Until Friday Night (The Field Party #1)(54)
Today was a big day for me. Today I would stop hiding. I’d make real relationships with my family. I was excited about that. But I was also scared. Afraid of what they’d ask me. Terrified they’d want me to speak of that day. I didn’t want to describe that day again. Ever.
Having West beside me while I told them would help, and it would explain a lot about my relationship with him that I knew they didn’t understand. But I needed them to be clear that I wouldn’t talk about that day to them or anyone else. I never wanted to mention my father again. If they wanted to talk about my mother and fond memories of her, I could do that. I wanted that now.
I was ready for that now.
Brady was sitting at the table, his hair sticking up in random places, wearing only a pair of plaid pajama pants while he ate a bowl of cereal and drank a cup of coffee. The newspaper was open to the sports section, and he was reading it intently.
Aunt Coralee was standing at the bar in the kitchen, writing down a list. It was for groceries. I knew that list. She did it every Saturday. She looked up at me when I entered, and beamed a bright, cheery smile.
“Good morning. I’m ashamed to say I didn’t cook any breakfast. We’re out of most everything. I’m going to run to the store this afternoon and get what we need. But for now you’ll have to make due with cereal or toast. I think we have some fresh fruit, too.”
I was good with a bowl of cereal. It was what I’d lived off of during my two years with Jorie. She hadn’t cooked at all. But she’d also rarely been home. I’d lived alone for the most part.
Brady glanced up at me then went back to reading his paper and eating.
I walked over to Aunt Coralee and laid down the note I’d written about talking to them today. I figured walking down here and announcing we needed to discuss the fact I was talking again would be too much of a surprise. I also wouldn’t get a chance to tell them what I was willing to talk about and what I wasn’t.
I didn’t want to go to a counselor, therapist, shrink— whatever you call them. I’d been to ten of those. None of them had helped me at all. I wasn’t going back, and they needed to know that.

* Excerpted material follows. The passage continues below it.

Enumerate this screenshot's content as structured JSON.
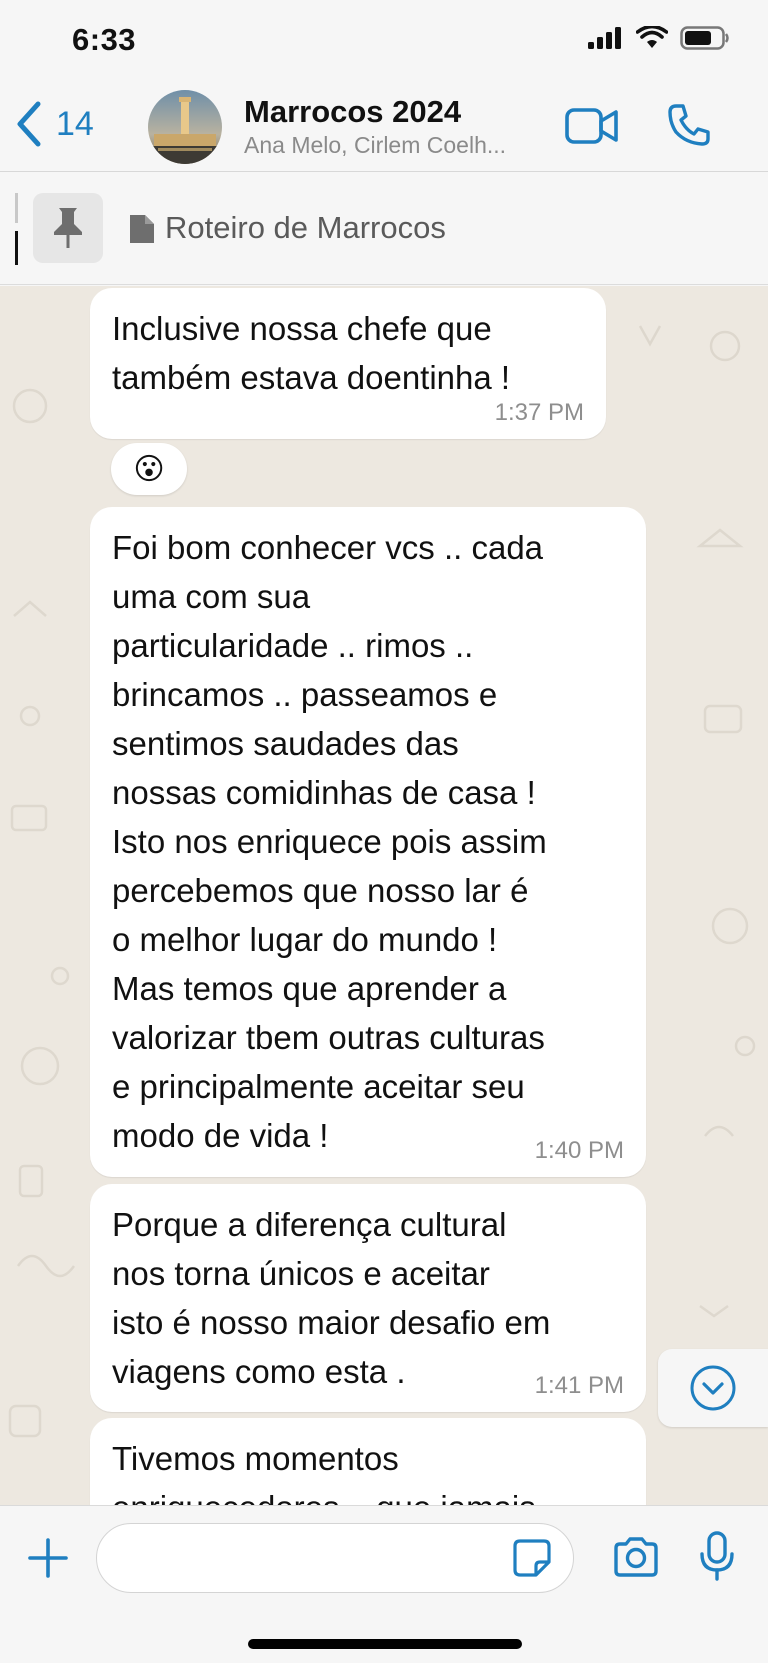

Aunt Coralee read the note then looked up at me with a concerned frown. “Sure, sweetheart. We can talk now if you like,” she said.
Brady jerked his head up and looked back at us. “Talk about what?” he asked.
“Maggie wants to talk to all of us about something,” she said, glancing at him for a moment before looking back at me. “Here, you can use my pen.” She handed me her pen.
I shook my head. Then I pointed to the part in the note that said all three of them.
Her frown deepened. “Okay. Yes. Well, let me go get your uncle Boone. He’s outside, cutting grass.”
She patted my arm and hurried for the door. She wasn’t going to give me much time to get West here. I didn’t try texting him in case he was asleep. I called instead.
He answered on the first ring.
She’s Just Like Her Momma
CHAPTER 40
WEST
Maggie was waiting outside on the porch swing when I pulled up. She’d called me just as I was getting out of the shower. Somehow I’d made it here in ten minutes. My hair had still been wet and I hadn’t been able to find any underwear, but I’d made it.
She stood up from the swing and walked over to the top of the steps. “Hey,” I said, pressing a kiss to her lips. “You ready to do this?”
I could see the anxiety in her eyes when she nodded. I slipped my hand over hers. This time I would be the one holding her up. She’d make it through this. I wouldn’t let go.
“They’re waiting. Brady heard me call you, so he explained that I was waiting on you and I wanted you in on this conversation. But I think I’ve worried them. Brady knows, but Aunt Coralee and Uncle Boone look really concerned.”
I tilted my head toward the door. “Let’s go do this, then. I’ll be right there the whole time.”
She gave me a relieved smile, and my heart thudded against my chest. She made me feel things I’d never felt before. Things I wanted more of. Things I didn’t want to live without.
I followed her inside and, sure enough, all three Higgenses were sitting in the living room, waiting. Brady was the only one who was relaxed and looked bored. His parents were on the edges of their seats. There was a note pad and a pencil on the table in front of Coralee. I wondered if she’d brought that for this discussion.
Maggie walked to stand in front of them all, and I squeezed her hand. She could do this. I’d make sure she could.
“I want to talk again,” she said in a soft voice that startled both her aunt and uncle. I’d never seen Boone’s eyes get so wide.
“I want to be a part of this family. I’m ready for that. But I need you to understand something,” she said to them, then glanced at me. Her hand was still tucked inside mine, and I nodded to reassure her. “I don’t want to talk about . . . that day. I don’t want to talk about him. I don’t want to talk to a therapist. I do want to talk about my mom. Good memories. I like thinking about her, and I’ve talked about her with West a lot. He listens, but I’d like to share memories with other people who knew her and loved her. But the rest . . . I can’t. I stopped talking to protect myself. From me and from everyone else. It’s how I survived.” She stopped and waited.